Hardly! The beauty of economics is that you can theorise and rationalise anything under the sun. Now the rates are up and inflation remains high, so how can the RBI reduce the rates, so goes the logic. The government finds it difficult to reduce the fiscal deficit (as it has many open-ended pro-poor programmes) but wants the governor to reduce the rates to kick-start the economy. The governor says he is only protecting the poor (as inflation hits the poor the most) by not reducing the rates and wants the government to first bring in fiscal discipline. I am reminded of poor Shurpanakha in Ramayana who went back and forth between Ram and Lakshman before Lakshman cut her nose. Here the country’s economy is the Shurpanakha and both Ram (the government) and Lakshman (the governor) are cutting her nose repeatedly! Boy, I love this job. You can get away with murder.
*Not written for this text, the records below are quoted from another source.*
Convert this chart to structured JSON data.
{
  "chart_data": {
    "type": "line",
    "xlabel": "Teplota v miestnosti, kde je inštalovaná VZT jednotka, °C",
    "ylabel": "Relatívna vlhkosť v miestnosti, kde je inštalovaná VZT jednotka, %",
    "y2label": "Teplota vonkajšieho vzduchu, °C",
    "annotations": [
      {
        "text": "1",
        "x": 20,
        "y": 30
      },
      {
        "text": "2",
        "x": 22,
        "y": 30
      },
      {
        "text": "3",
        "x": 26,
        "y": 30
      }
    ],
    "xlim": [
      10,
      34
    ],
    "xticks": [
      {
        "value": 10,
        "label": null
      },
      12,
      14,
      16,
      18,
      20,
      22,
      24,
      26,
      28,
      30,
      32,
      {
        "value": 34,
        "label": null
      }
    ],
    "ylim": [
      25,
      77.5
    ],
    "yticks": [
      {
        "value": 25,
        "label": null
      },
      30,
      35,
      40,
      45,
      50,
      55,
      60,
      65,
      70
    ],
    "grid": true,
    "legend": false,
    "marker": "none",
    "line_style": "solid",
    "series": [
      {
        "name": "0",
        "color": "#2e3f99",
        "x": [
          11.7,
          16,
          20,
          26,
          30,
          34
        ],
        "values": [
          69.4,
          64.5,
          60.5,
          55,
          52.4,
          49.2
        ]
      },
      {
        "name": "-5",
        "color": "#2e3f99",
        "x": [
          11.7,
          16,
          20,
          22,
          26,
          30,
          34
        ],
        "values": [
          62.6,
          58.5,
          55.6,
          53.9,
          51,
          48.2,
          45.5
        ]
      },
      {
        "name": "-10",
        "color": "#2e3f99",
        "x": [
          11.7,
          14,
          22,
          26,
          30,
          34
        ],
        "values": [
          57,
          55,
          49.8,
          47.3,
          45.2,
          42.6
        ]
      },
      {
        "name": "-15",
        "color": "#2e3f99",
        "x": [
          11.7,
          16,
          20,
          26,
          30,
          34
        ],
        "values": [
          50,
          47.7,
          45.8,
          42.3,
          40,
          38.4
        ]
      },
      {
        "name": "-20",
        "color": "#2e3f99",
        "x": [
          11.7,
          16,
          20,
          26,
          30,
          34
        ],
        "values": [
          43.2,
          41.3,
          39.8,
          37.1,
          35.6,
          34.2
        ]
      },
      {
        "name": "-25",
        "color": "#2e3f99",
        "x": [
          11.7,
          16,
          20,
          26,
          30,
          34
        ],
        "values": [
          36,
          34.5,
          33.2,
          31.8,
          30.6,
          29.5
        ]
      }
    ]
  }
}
One part of his job though is quite tough. It is to lecture countless industry and merchant chambers events, university convocations and other such bodies and say the same thing again and again in a new way, each more obtuse than the earlier. You have to be good with words and excellent in giving an intellectual spin even to a wrong call. I must develop this quality aggressively if I have to be a successful governor. These staid government jobs have become quite dangerous recently what with the CAG, CBI and CVC constantly breathing down our necks. The governor is free from all these irritations. After all there cannot be any penalty for intellectual misdemeanours. Boy, I love this job!

My reverie was broken by the persistent ring of the telephone. It was the finance minister’s office asking me to prepare a brief for the finance minister for the forthcoming meeting between him and the governor. Do they really need me to prepare a brief?